Proposed Changes to CEQA Provide Incentives
Rather than mandating specific land use or transportation planning results, I have insisted that the bill proceed with the use of incentives. For years, local governments and developers have asked for changes to CEQA to spur development in urban centers, and that is what the bill contains.
The bill proposes four CEQA changes for primarily residential projects:
- Projects that can mitigate their impacts may use a new “sustainable communities environmental assessment” that would be reviewed under the substantial evidence standard and would not be subject to legal challenges in the same way as mitigated negative declarations;
- Projects that need an EIR because the impacts cannot be fully mitigated are only required to review the “project-specific” impacts;
- Projects can be relieved from the imposition of additional traffic mitigations under CEQA if they comply with traffic mitigation policies adopted in advance by the local jurisdiction; and
- Projects that are consistent with the sustainable communities strategy will not be required to do a separate environmental analysis of the greenhouse gas impacts of traffic associated with the project.

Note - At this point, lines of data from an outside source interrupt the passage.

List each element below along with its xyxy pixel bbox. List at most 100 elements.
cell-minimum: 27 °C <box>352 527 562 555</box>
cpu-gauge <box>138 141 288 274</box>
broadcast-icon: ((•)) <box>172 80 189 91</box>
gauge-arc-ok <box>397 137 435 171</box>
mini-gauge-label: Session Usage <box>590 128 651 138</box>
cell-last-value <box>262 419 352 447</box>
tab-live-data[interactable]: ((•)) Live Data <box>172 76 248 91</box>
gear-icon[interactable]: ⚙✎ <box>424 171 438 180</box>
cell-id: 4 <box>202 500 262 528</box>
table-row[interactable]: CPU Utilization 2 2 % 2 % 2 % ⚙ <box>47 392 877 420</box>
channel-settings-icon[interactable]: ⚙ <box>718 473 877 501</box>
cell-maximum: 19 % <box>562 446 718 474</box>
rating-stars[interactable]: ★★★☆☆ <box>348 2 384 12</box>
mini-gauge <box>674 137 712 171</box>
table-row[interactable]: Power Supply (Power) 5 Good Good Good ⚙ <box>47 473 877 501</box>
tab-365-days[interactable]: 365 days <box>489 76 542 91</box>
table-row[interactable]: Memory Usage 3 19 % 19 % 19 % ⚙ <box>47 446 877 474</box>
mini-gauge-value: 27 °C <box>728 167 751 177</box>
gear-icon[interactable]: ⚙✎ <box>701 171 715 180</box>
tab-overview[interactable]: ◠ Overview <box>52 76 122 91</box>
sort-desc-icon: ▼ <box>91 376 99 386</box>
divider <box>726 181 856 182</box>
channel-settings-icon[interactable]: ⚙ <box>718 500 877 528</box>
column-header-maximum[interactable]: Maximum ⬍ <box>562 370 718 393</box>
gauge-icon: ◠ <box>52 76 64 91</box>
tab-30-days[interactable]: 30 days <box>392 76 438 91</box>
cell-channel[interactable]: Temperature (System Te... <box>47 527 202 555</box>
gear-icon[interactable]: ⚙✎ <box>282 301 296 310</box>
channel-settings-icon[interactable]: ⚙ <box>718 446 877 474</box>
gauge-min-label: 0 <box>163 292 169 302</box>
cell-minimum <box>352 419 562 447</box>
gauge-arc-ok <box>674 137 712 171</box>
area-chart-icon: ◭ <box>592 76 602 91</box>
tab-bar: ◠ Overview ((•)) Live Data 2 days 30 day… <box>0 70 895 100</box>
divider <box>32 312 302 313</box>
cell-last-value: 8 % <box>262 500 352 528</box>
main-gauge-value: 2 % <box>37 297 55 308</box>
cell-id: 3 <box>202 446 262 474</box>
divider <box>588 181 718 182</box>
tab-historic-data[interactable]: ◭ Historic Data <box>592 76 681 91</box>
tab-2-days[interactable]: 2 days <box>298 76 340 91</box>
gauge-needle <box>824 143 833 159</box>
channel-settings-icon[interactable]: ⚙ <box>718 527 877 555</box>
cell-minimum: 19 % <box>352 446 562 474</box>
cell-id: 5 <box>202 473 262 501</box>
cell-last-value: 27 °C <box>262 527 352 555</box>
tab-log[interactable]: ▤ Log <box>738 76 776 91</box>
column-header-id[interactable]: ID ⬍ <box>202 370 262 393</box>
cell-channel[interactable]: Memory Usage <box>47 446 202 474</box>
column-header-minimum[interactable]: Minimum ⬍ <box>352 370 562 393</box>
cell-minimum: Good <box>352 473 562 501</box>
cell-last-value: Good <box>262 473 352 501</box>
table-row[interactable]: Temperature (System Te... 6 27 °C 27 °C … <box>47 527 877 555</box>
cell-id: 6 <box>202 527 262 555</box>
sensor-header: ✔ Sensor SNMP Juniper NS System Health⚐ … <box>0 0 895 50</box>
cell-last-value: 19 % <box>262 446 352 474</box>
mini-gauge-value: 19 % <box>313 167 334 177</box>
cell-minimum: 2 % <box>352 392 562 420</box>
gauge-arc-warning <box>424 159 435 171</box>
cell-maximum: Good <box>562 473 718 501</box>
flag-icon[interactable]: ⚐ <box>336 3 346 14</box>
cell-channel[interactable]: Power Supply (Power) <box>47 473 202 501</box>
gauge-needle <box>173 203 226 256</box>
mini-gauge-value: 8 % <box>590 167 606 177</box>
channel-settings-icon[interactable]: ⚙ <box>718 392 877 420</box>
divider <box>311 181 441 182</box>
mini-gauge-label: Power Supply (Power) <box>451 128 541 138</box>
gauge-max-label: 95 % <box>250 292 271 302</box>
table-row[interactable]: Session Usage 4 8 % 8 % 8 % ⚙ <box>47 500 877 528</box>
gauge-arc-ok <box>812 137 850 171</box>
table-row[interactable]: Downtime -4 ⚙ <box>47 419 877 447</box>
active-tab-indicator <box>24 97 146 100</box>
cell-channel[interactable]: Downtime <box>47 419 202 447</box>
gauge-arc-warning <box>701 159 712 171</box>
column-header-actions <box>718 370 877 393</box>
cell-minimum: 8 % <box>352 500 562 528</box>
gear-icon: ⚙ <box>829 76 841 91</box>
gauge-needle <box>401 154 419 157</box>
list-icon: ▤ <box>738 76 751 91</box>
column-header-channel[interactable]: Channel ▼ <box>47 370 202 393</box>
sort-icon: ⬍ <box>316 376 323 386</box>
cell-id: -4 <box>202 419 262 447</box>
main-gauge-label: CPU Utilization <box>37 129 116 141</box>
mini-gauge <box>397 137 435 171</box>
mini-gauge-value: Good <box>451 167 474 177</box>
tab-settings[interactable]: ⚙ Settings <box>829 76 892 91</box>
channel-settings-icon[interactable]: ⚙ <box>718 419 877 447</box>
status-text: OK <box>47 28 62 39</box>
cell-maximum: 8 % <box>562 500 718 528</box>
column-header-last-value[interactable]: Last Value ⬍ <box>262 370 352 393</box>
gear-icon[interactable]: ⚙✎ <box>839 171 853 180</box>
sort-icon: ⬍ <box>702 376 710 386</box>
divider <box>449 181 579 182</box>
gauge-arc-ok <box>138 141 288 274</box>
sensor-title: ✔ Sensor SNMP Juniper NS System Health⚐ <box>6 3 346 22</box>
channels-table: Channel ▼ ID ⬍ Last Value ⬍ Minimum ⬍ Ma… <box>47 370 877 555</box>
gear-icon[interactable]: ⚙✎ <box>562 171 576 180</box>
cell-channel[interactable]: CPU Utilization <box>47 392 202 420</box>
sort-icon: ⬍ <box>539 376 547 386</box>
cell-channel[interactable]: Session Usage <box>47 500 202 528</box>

Again, these CEQA incentives are designed specifically to accommodate developments that will reduce the miles that Californians drive every day. If only the four major metropolitan areas in California adopted plans that reduced VMT by 10 percent, 250 tons of pollution would be eradicated from our air — the equivalent of eliminating all air pollution from electric utilities, petroleum refining, oil and gas production and all waste disposal combined.
Working with the League and other key stakeholders, my objective is to craft legislation that is practical, efficient, cost effective and, most importantly, will help California meet its greenhouse gas emission reduction goals contained in AB 32, the Governor’s Climate Change Action Plan and elsewhere. I have amended the bill to alleviate many concerns already, and I will continue to be responsive to all responsible parties. Climate change is the environmental issue of this and the next generation, and it is incumbent on all of us to get it right.
Fundamentally, growth is a positive thing for California. We must ensure that the state grows in a sustainable way to maintain our quality of life for the generations to come.